Voilà qui ne surprendra finalement pas grand monde au vu du nombre d’oiseaux qui fréquentent les abords de la base nautique. Dans leur exposé, Lucien Gues et Bruno Thaillez ont même souligné la richesse ornithologique du val de Scarpe avec la présence de quelque 150 couples de pouillots véloces et 120 à 140 couples de grèbes castagneux, soit la plus grande concentration de France. Une richesse qui va de paire avec une belle diversité d’espèces : cygne tuberculé, héron cendré, aigrette, foulque, poule d’eau, martin pêcheur, mouette venant des pays de l’Est, etc. Et de tordre le coup à une affirmation qui voudrait qu’il y ait trop de cormorans et donc moins de poissons. Faux ! affirment les deux hommes qui soulignent par ailleurs la présence dans les eaux de la Scarpe de sandres et de brochets.
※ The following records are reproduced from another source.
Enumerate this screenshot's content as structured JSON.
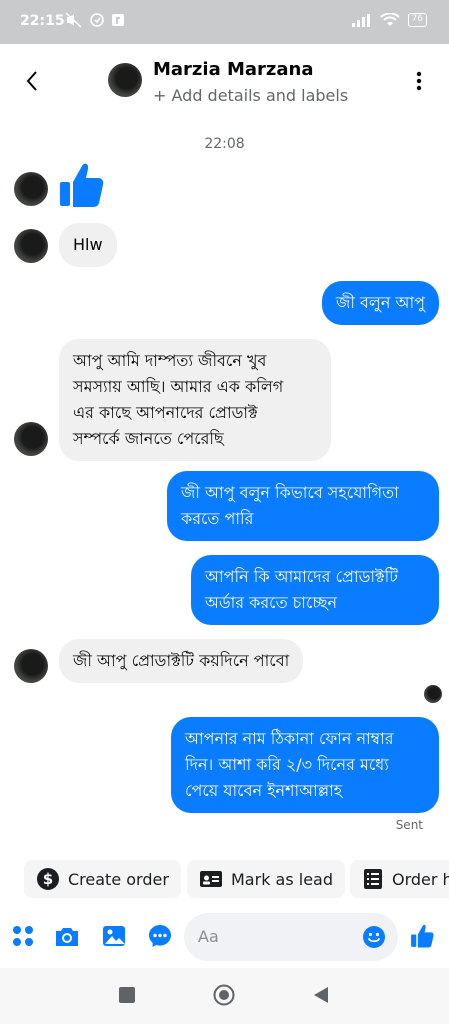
{
  "status_bar": {
    "time": "22:15",
    "battery": "76"
  },
  "header": {
    "contact_name": "Marzia Marzana",
    "subtitle": "+ Add details and labels"
  },
  "conversation": {
    "timestamp": "22:08",
    "messages": [
      {
        "from": "contact",
        "type": "like"
      },
      {
        "from": "contact",
        "text": "Hlw"
      },
      {
        "from": "me",
        "text": "জী বলুন আপু"
      },
      {
        "from": "contact",
        "lines": [
          "আপু আমি দাম্পত্য জীবনে খুব",
          "সমস্যায় আছি। আমার এক কলিগ",
          "এর কাছে আপনাদের প্রোডাক্ট",
          "সম্পর্কে জানতে পেরেছি"
        ]
      },
      {
        "from": "me",
        "lines": [
          "জী আপু বলুন কিভাবে সহযোগিতা",
          "করতে পারি"
        ]
      },
      {
        "from": "me",
        "lines": [
          "আপনি কি আমাদের প্রোডাক্টটি",
          "অর্ডার করতে চাচ্ছেন"
        ]
      },
      {
        "from": "contact",
        "text": "জী আপু প্রোডাক্টটি কয়দিনে পাবো"
      },
      {
        "from": "me",
        "lines": [
          "আপনার নাম ঠিকানা ফোন নাম্বার",
          "দিন। আশা করি ২/৩ দিনের মধ্যে",
          "পেয়ে যাবেন ইনশাআল্লাহ"
        ]
      }
    ],
    "sent_label": "Sent"
  },
  "quick_actions": {
    "create_order": "Create order",
    "mark_as_lead": "Mark as lead",
    "order_history": "Order h"
  },
  "composer": {
    "placeholder": "Aa"
  },
  "colors": {
    "accent": "#0a7cff",
    "incoming_bubble": "#f0f0f0",
    "status_bar": "#c9cacb"
  },
  "icons": [
    "back-arrow-icon",
    "more-vertical-icon",
    "menu-grid-icon",
    "camera-icon",
    "gallery-icon",
    "chat-icon",
    "emoji-icon",
    "like-icon",
    "dollar-icon",
    "id-card-icon",
    "receipt-icon"
  ]
}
Se définissant comme des naturalistes, Lucien Gues et Bruno Thaillez n’observent pas que les oiseaux, ils s’intéressent aux insectes, aux multiples espèces de libellules, aux papillons de nuit particulièrement sensibles à la pollution lumineuse ; aux plantes aussi, soulignant au passage la présence d’orchidées, notamment la très belle Orchis abeille mais aussi la renouée du Japon, plante invasive comme la berce du Caucase, plante toxique voire dangereuse, occasionnant des brûlures.
Enfin ils prodiguent quelques conseils à celles et ceux qui sont sur les berges : tenir les chiens en laisse ; ne pas donner à manger aux oies au risque de les engraisser, et surtout pas du pain à cause du sel qu’il contient. Un danger pour eux. Quant aux bateaux, leurs passages ne sont pas vraiment dérangeants dès lors qu’ils se font à faible vitesse. Reste la question du faucardage : ils sont pour si cela se fait « doucement ».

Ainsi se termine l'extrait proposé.